In my ongoing quest for boneless short rib recipes, I’ve made chile colorado several times. Last year for Cinco de Mayo, in fact, I made the version above, compete with homemade tortillas and refried beans, Mexican rice and guacamole. The beef recipe employed what I imagine to be a fairly traditional approach to the sauce, toasting ancho chiles and roasting tomato, onion and garlic. It was delicious, but I rarely keep whole ancho peppers in the house, so I haven’t made it again.

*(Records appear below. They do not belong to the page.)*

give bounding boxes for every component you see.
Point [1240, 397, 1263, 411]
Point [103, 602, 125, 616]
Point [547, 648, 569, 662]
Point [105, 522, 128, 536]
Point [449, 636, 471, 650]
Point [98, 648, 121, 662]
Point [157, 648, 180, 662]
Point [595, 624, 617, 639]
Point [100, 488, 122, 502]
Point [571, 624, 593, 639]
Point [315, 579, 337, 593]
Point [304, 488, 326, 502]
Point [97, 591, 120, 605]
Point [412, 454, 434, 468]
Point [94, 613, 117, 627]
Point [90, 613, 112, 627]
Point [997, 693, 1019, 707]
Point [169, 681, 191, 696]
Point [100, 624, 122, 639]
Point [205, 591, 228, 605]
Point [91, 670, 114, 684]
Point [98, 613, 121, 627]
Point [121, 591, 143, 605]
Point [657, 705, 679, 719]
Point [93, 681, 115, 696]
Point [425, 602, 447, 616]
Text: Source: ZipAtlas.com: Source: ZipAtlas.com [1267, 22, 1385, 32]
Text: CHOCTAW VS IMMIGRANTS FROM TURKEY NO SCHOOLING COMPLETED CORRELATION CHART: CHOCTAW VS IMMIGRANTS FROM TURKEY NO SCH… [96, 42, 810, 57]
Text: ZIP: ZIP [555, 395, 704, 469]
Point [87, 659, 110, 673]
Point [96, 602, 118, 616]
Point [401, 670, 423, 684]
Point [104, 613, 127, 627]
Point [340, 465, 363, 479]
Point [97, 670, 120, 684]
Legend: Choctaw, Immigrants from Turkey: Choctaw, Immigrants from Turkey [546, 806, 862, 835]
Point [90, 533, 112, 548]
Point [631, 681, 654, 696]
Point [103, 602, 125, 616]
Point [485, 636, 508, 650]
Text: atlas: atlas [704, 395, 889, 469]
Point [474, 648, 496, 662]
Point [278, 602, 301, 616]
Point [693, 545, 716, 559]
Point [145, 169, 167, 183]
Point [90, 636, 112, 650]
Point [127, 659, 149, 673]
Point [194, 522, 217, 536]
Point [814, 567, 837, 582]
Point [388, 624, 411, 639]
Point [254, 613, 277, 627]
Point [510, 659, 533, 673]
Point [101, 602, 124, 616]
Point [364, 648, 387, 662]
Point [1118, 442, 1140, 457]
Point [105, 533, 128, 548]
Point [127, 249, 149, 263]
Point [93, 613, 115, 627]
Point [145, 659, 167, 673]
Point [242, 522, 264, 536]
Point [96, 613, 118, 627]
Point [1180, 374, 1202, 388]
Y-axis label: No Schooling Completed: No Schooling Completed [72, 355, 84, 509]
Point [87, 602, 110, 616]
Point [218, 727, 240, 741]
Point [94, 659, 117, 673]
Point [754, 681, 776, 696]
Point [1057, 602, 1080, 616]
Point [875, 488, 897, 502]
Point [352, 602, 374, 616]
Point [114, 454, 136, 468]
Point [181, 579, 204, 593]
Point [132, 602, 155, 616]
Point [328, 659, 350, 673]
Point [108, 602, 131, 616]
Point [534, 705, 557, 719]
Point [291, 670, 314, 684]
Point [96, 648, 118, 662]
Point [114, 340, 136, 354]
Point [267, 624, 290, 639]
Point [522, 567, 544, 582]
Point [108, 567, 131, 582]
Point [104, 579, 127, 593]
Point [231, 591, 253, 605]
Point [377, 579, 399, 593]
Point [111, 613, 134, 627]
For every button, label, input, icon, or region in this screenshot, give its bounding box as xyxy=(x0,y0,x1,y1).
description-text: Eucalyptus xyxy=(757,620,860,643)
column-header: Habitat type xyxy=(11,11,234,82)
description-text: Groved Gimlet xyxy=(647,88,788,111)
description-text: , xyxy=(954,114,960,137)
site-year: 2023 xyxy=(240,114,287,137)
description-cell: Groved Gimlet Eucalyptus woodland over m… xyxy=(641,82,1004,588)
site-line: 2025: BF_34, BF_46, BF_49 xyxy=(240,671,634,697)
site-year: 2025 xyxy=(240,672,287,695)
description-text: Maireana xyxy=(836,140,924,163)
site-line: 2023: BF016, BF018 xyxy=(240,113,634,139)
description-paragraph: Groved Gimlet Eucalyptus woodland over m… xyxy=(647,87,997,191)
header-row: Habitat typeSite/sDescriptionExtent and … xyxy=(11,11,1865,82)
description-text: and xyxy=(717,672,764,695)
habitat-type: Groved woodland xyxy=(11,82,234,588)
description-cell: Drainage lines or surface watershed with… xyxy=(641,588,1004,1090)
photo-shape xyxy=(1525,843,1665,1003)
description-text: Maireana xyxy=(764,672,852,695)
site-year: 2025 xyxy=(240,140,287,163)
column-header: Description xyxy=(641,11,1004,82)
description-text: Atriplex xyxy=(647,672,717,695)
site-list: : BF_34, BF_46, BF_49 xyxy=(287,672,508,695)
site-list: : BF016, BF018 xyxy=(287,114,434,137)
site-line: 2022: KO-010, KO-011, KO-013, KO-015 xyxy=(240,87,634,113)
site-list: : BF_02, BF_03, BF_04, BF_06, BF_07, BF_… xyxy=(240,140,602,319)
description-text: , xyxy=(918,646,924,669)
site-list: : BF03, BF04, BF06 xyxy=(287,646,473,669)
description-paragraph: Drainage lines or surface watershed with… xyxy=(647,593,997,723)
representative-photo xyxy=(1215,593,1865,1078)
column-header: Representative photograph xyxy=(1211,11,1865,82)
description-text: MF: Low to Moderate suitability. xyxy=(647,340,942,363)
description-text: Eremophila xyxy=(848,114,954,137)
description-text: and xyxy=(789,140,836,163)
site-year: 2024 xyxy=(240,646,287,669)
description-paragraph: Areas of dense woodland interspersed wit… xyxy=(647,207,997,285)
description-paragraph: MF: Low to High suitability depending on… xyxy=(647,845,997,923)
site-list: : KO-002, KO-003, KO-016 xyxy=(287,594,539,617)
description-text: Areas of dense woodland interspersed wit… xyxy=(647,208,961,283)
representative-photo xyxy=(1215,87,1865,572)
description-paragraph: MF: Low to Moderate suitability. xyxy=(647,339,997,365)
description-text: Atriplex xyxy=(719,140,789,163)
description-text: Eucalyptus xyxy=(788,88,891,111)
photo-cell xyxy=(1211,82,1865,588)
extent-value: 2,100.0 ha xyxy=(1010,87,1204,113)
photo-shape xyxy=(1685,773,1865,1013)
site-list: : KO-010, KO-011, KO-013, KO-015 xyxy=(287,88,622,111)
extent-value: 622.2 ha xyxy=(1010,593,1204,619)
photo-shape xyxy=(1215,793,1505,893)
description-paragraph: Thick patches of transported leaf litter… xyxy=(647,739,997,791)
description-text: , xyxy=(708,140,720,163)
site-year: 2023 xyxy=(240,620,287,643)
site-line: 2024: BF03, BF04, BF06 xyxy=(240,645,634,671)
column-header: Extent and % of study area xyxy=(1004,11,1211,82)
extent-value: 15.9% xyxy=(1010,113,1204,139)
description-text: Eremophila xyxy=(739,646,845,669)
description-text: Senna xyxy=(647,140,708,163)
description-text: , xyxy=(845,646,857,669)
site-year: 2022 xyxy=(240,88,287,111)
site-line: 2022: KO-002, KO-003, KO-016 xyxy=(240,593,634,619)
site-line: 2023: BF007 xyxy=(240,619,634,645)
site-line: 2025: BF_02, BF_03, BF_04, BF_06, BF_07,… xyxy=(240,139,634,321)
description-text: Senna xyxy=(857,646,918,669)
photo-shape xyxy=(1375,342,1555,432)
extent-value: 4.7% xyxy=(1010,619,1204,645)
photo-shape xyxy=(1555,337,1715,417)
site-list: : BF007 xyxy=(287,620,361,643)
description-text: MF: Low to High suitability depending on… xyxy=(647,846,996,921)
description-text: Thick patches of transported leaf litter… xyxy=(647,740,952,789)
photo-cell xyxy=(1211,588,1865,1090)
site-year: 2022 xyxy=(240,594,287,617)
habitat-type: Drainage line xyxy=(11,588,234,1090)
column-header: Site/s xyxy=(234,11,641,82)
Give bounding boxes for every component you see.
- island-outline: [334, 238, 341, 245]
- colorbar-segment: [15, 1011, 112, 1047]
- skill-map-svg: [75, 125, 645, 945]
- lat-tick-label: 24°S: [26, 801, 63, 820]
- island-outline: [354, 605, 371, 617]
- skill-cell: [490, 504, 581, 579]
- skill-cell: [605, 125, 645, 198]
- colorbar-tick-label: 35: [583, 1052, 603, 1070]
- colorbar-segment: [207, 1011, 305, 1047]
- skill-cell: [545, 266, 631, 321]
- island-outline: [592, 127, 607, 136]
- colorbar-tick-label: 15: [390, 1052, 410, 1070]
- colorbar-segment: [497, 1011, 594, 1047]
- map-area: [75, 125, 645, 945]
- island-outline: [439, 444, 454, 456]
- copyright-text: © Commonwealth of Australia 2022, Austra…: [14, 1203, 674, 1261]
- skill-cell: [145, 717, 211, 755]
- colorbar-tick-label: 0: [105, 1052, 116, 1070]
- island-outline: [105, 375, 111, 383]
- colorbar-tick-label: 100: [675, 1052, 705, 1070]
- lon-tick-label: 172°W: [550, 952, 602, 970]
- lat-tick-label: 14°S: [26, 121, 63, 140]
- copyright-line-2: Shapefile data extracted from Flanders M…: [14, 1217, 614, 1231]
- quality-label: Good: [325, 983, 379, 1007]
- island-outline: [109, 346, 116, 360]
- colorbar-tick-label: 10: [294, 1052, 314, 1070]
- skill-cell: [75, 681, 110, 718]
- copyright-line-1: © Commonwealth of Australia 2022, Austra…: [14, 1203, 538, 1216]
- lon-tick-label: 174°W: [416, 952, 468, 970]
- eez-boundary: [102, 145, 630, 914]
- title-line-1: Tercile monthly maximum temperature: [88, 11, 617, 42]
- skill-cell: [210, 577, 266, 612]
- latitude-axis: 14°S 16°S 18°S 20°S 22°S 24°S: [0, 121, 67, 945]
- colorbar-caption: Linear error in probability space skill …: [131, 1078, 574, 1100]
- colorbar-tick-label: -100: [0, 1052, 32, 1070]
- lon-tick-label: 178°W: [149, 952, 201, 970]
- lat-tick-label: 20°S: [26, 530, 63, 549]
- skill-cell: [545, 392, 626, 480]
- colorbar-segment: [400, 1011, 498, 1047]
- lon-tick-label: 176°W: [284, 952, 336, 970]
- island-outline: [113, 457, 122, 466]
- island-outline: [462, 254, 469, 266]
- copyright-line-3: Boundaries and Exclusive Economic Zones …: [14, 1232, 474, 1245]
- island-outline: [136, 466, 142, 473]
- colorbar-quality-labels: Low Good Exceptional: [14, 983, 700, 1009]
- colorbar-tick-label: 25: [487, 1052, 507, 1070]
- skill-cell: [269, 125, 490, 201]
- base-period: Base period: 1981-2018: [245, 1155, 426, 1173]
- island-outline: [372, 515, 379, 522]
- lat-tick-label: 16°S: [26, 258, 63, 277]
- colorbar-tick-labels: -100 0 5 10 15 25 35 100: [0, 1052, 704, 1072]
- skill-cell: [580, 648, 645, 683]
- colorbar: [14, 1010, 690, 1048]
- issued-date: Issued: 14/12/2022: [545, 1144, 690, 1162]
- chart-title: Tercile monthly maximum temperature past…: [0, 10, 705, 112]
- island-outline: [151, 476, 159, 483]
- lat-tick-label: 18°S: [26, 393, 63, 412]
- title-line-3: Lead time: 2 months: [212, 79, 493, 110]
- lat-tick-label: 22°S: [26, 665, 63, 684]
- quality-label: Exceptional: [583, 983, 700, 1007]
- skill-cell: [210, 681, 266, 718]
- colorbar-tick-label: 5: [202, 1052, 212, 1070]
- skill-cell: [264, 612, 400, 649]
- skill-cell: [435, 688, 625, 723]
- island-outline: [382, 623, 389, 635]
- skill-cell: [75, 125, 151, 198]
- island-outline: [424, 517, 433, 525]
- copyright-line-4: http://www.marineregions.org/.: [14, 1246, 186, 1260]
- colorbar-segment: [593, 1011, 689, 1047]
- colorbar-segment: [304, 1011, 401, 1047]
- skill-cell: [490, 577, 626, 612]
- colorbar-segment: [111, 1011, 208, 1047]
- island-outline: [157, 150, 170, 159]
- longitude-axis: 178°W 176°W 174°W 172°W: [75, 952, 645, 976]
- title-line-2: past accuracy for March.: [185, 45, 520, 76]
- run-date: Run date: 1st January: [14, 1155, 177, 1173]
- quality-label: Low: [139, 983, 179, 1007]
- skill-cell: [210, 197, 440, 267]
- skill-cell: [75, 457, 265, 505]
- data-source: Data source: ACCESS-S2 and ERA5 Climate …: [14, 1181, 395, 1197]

In March, I tried out another version of chile colorado, likely less authentic but more readily prepared from my pantry staples and equally delicious, with a richly flavored sauce. We’ve made it several times since, and think it’s a keeper. The original recipe calls for pork, but I’m perfectly happy with my pork carnitas recipe, so I use boneless beef short ribs for this instead. We stuff the tender beef in soft tacos with homemade tortillas, some sort of rice (most recently a medley of brown, red, black, and wild rice), and shredded Cheddar, but you could employ any sort of Mexican garnish. I should note that this is not a spicy dish, which suits my sensitive tongue just fine, but it would be easy to punch up the heat with more chipotle or other peppers.

Chile Colorado

3 lbs lean boneless pork butt or beef ribs
2 T olive oil
2 large onions, chopped
2 cloves garlic, minced
1 T ancho chili powder
2 T chili powder
1 tsp ground cumin
1 tsp dried oregano
1/4 tsp chipotle powder
1 3/4 C water
1 tsp sugar
1 1/2 tsp salt
3 T tomato paste
1/2 C whipping cream

Trim meat and cut into one inch cubes. Heat oil in large Dutch oven over medium-high heat; add meat in batches and cook until richly browned. Remove from pan; add onion, garlic, chili powder, oregano, and cumin; cook until onion is limp. Stir in water, sugar, tomato paste and salt; make sure there is enough liquid just to cover the meat. Simmer, covered, for 1 1/2 to 2 hours, until very tender. Skim off fat and discard. Add cream, and simmer uncovered, stirring periodically and breaking up the meat a bit, until sauce thickens. Serve over rice, or in warm tortillas with cheese, rice, sour cream or any other desired garnishes.

An easy way to defat this dish, as with most braises, is to make it in advance and refrigerate several hours or overnight, long enough to allow the fat to solidify for quick removal.